Signal processing algorithms#

Algorithms to work with 1D signals.

tidyms2.algorithms.signal.detect_peaks(x, noise, baseline, **kwargs)#

Find peaks in a 1D signal.

Parameters:
  • x (ndarray) – 1D array.

  • noise (ndarray) – the noise level at each point in x. MUST have the same size as x.

  • baseline (ndarray) – the baseline level at each point in x. MUST have the same size as x.

  • kwargs – extra parameters to pass to scipy.signal.find_peaks(). If the prominence parameter is passed, it will be ignored and set to three times the noise level.

Return type:

tuple[ndarray, ndarray, ndarray]

Returns:

a tuple consisting of: an int array with peaks start location, an int array with the apexes location and an int array with the peaks end location.

Algorithm#

  1. Peak apexes are detected using scipy.signal.find_peaks() with a minimum distance of three points and a minimum prominence equal to three times the noise level.

  2. points in \(x\) are classified as either signal or baseline.

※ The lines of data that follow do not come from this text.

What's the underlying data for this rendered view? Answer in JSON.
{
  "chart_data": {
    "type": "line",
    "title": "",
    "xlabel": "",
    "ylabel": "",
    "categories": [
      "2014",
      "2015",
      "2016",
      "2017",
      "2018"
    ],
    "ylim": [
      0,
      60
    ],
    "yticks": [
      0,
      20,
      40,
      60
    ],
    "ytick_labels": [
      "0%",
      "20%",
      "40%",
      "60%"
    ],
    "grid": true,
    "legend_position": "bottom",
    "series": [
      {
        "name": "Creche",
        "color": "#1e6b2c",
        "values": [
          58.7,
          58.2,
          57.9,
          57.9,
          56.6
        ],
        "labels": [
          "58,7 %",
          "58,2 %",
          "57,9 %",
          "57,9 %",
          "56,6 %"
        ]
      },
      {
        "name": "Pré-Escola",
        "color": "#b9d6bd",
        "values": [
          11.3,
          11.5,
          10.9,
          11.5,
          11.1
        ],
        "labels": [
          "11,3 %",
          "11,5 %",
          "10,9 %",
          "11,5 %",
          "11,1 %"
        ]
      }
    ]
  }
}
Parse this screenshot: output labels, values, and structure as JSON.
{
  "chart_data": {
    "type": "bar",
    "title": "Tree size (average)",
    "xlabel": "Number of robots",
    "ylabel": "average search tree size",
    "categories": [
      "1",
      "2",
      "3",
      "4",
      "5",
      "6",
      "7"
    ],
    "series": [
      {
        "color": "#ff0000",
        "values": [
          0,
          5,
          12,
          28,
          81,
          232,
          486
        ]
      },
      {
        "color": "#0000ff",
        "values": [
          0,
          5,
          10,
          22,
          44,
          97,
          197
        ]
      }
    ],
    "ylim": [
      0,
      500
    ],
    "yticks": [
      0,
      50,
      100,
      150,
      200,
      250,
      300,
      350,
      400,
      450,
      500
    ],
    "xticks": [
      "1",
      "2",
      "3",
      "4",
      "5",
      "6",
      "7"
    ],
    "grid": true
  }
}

The k-th point in \(x\) is classified as baseline if the following condition is met:

    \[|x[k] - b[k]| < e[k]\]

    where \(b\) is the baseline and \(e\) is the noise.

  3. Peaks are removed if they fall in a in a region classified as baseline.

  4. Peak extensions, i.e., beginning and end, are defined as the closest baseline point to the left and right of each apex.

  5. Overlapping peak extensions are fixed by setting the boundary between the peaks to the minimum value between the two apexes.

See also

tidyms2.algorithms.signal.estimate_baseline(x, noise, min_proba=0.05)#

Estimate the baseline level of a 1D signal.

Parameters:
  • x (ndarray) – non-empty 1D array

  • noise (ndarray) – the noise level at each point in x. MUST have the same size as x.

  • min_proba (float) – number between 0 and 1, default=0.05

Return type:

ndarray

Returns:

an array that contains the baseline level at each point in x.

Algorithm#

The baseline is estimated by classifying each point in the signal as either signal or baseline. The baseline is obtained by interpolation of baseline points. See [ADD LINK] for a detailed explanation of how the method works.

See also

tidyms2.algorithms.signal.estimate_noise(x, n_chunks=5, robust=True, min_chunk_size=200)#

Estimate the noise level in a 1D signal.

x is split into equally sized chunks and a noise estimation is done assuming a gaussian iid in each chunk. See [ADD LINK] for a detailed description of how the method works.

Parameters:
  • x (ndarray[tuple[Any, ...], dtype[TypeVar(FloatDtype, bound= floating)]]) – a 1D array

  • n_chunks (int) – number of chunks to create. The size of each slice must be greater than min_chunk_size.

  • robust (bool) – if set to True, estimates the noise using the median absolute deviation. Otherwise, noise estimation uses the standard deviation.

  • min_slice_size – minimum size of a slice. If the size of x is smaller than this value, the noise is estimated using the whole array.

Return type:

ndarray

Returns:

an array that contains the noise level at each point in x.

tidyms2.algorithms.signal.find_centroids(mz, spint, min_snr, min_distance)#

Find the centroid of a mass spectrum in profile mode.

Parameters:
  • mz (ndarray) – array of m/z in profile mode.

  • spint (ndarray) – array of spectral intensity in profile mode.

  • min_snr (float) – minimum peak signal-to-noise ratio

  • min_distance (float) – minimum m/z distance between consecutive centroids

Return type:

tuple[ndarray[tuple[Any, ...], dtype[TypeVar(FloatDtype, bound= floating)]], ndarray[tuple[Any, ...], dtype[TypeVar(FloatDtype, bound= floating)]]]

Returns#

centroid_mzarray

centroid m/z of peaks

centroid_intarray

area of peaks

tidyms2.algorithms.signal.smooth(x, smoothing_strength)#

Smooth a signal using using a gaussian kernel.

:param smoothing_strength : standard deviation of the gaussian kernel.